Introduction: High-resolution digitized cardiac anatomical data sets are in huge demand in clinical, basic research and computational settings. They can be leveraged to evaluate intricate anatomical and structural changes in disease pathology, such as myocardial infarction (MI), which is one of the most common causes of heart failure and death. Advancements in high-resolution imaging and anatomical techniques in this field and our laboratory have led to vast improvements in understanding cardiovascular anatomy, especially the cardiac conduction system (CCS) responsible for the electricity of the heart, in healthy/aged/obese post-mortem human hearts. However, the digitized anatomy of the electrical system of the heart within MI hearts remains unexplored.
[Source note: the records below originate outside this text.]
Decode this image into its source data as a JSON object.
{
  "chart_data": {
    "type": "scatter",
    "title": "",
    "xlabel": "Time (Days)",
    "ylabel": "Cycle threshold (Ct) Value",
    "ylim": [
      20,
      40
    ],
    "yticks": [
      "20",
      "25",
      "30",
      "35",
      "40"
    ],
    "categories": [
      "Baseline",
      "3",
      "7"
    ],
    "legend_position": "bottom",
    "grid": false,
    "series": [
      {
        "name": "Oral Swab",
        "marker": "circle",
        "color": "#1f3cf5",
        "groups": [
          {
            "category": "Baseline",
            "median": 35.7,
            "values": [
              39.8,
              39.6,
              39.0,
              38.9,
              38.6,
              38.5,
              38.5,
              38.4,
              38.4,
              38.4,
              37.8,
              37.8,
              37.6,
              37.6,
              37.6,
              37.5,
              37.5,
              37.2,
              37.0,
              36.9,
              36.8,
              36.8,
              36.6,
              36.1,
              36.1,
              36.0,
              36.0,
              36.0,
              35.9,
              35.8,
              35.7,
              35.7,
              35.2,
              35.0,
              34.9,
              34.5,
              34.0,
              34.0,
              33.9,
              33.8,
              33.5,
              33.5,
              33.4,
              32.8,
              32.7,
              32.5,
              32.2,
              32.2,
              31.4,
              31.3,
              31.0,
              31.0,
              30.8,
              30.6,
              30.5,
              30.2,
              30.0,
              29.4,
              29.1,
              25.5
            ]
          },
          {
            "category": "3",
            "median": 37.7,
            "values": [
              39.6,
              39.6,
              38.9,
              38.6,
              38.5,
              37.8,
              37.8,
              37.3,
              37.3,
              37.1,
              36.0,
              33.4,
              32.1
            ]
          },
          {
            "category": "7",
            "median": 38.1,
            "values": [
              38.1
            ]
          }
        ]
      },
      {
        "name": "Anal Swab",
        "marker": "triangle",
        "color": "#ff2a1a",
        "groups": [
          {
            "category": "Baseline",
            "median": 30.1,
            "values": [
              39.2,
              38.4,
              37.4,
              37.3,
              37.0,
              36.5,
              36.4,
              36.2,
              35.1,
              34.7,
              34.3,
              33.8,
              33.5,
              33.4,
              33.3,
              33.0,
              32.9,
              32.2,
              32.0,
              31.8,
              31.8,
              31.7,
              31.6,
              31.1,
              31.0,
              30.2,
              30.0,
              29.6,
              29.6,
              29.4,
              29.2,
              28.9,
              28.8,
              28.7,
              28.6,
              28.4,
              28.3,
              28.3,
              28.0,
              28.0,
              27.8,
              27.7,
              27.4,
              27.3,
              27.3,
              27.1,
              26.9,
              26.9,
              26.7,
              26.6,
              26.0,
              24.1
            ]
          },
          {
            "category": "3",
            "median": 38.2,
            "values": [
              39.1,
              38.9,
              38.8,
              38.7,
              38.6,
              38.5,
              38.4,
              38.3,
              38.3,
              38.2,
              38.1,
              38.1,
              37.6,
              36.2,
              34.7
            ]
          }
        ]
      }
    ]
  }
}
Methods: Five post-mortem non-MI and MI human hearts were obtained by the Visible Heart^® Laboratories via LifeSource, Minneapolis, MN, United States (with appropriate ethics and consent): specimens were then transported to Manchester University with an material transfer agreement in place and stored under the HTA 2004, UK. After performing contrast-enhanced micro-CT, a visualization tool (namely Amira) was used for 3D high-resolution anatomical visualizations and reconstruction. Various cardiovascular structures were segmented based on the attenuation difference of micro-CT scans and tissue traceability. The relationship between the CCS and surrounding tissues in MI and non-MI human hearts was obtained. 3D anatomical models were further explored for their use in computational simulations, 3D printing and mix/virtual reality visualization. Results: 3D segmented cardiovascular structures in the MI hearts elicited diverse macro-/micro- anatomical changes. The key findings are thickened valve leaflets, formation of new coronary arteries, increased or reduced thicknesses of pectinate and papillary muscles and Purkinje fibers, thinner left bundle branches, sinoatrial nodal atrophy, atrioventricular conduction axis fragmentation, and increased epicardial fat in some hearts. The propagation of the excitation impulses can be simulated, and 3D printing can be utilized from the reconstructed and segmented structures. Discussion: High-resolution digitized cardiac anatomical datasets offer exciting new tools for medical education, clinical applications, and computational simulation.